It used to be that when the Flagler Youth Orchestra’s music director went to a half dozen schools at the beginning of every new year, performing with a group of musicians to introduce the orchestra to students and recruit them, most children would not have heard about it. It’s been a little different the last couple of years, as it was last week when Caren Umbarger took her trio to six schools.
For one thing, and Umbarger aside, the trio wasn’t made up of professional musicians, as it was in the past. The youth orchestra’s own students were two-thirds of the chamber ensemble. Students who’ve been with the orchestra for many years are getting to the point where they may be considered performers. That’s the intention of the orchestra, though even the most advanced students have a way to go.
Mark Your Calendar:
- The Flagler Youth Orchestra holds its open house Wednesday, Sept. 8, at 5 p.m. at the Indian Trails Middle School cafeteria. All students 3rd grade and up may join.
- See the Youth Orchestra’s Web Page (and Enrollment Form)
- Contribute to the Youth Orchestra
For another, the youth orchestra is no stranger to schools or students anymore. Well over 1,000 students have spent time in the orchestra at some point in the last six years. The group began with some 300 students last August. So the touring trio wasn’t recruiting so much as it was refreshing impressions and encouraging students who’ve thought about it before finally to make the jump and join.
This is the week. Wednesday is the day: at 5 p.m. at the Indian Trails cafeteria, Umbarger and the rest of the Flagler Youth Orchestra are holding an open house for anyone in 3rd grade and up who’d like to join. (See a photo gallery of the orchestra.)
Here are the basics: It’s a free program.

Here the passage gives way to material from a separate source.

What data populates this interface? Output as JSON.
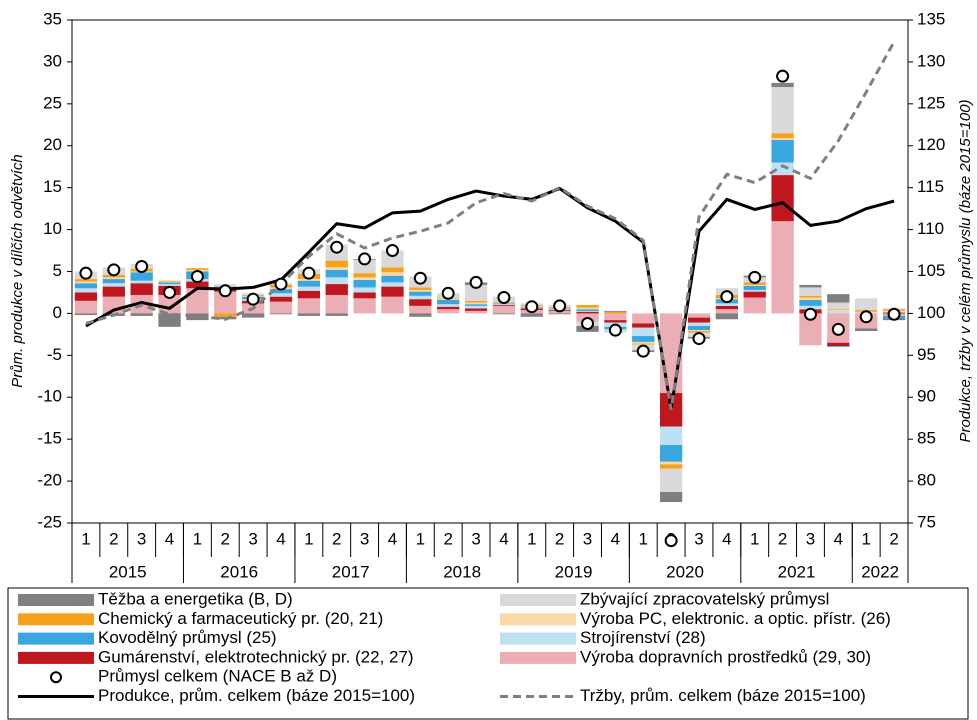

Students can choose to play the violin, the viola, the cello or the double bass (though there’s only a few of those giants to go around). The only thing students would have to pay for is the instrument they’d like to play (either by renting or buying an instrument). Even then, those who can’t afford an instrument will have one provided for them: the youth orchestra’s fund-raising ensures that scholarship instruments are readily available. One-hour music classes and rehearsals are held every Monday and Wednesday at Indian Trails Middle School, from 3 to 6 p.m. Four music teachers lead those classes, accommodating beginners and up. But even beginners will be performing at the first public concert of the season, at the Flagler Auditorium on Dec. 8.
Listen to the Orchestra Perform Stand By Me (May 2010 Concert)[media id=41 width=250 height=100]
A few things will be done differently this year. The orchestra is taking students from third grade and up. “We just don’t have enough teachers or space,” Umbarger says. Or money: the Flagler County school district underwrites the cost of the artistic director, two additional teachers and an executive director, the youth orchestra’s fund-raising takes care of the fourth teacher, all of whom are committed to developing players into musicians. In previous years, younger students dropped out, being either overwhelmed by the challenge or lacking more individual attention. The aim this year is to ensure that students who do join get more of the attention they require. The emphasis is not just on rehearsing for concerts, but on learning technique and music theory. “Fundamental Mondays,” Umbarger calls it. It’s part of any youth orchestra’s evolution.
“The initial mission of the program was an inspiration for the children, it was successful,” Umbarger says. “We’ve been in a period where every organization starts out in survival mode, and the Flagler Youth Orchestra has survived. And now we’re going to move into the developmental part of our journey. After enough years of this then we’ll actually move into refinement and artistry. But we have a ways to go.”
There’s more survival than meets the eye. Literally—budget challenges and the organization’s natural growth pains aside. Two-thirds of the way into last year, the orchestra’s beloved artistic director, Jonathan May, died from a fatal stroke. It was a traumatic event for the orchestra. In stepped Umbarger, who’d worked with May and had just moved to St. Augustine, with eyes on a youth orchestra’s baton in her plans. The transition from May to Umbarger was almost seamless. But it wasn’t the only transition the youth orchestra was going through, or had to go through. There was that “next level” former School Superintendent Bill Delbrugge had intended for it, and that Umbarger is implementing.
May hadn’t been limited by his energy, which seemed boundless, but by his commitments: he had four major orchestras under his charge, and the Flagler Youth Orchestra was on the periphery of his overwhelmed calendar. The orchestra is Umbarger’s single commitment. She spent the summer with program director Cheryl Tristam readying the program’s new direction, hiring a new teacher and developing a new curriculum.
Paul Leiner, the new teacher, taught in other string programs and is currently directing the Millennium Middle School orchestra in Sanford and teaches applied strings at Seminole State College. “I’m walking into an environment that’s obviously motivated and working toward the students’ greater good and improvement,” Leiner said after his initial class last week, when returning students resumed their bi-weekly schedule ahead of Wednesday’s open house. “A lot of thought has been put into what to teach them and what product they want to see in the long run.”
Returning teachers include Justin McCullouch and Jack Jeffe.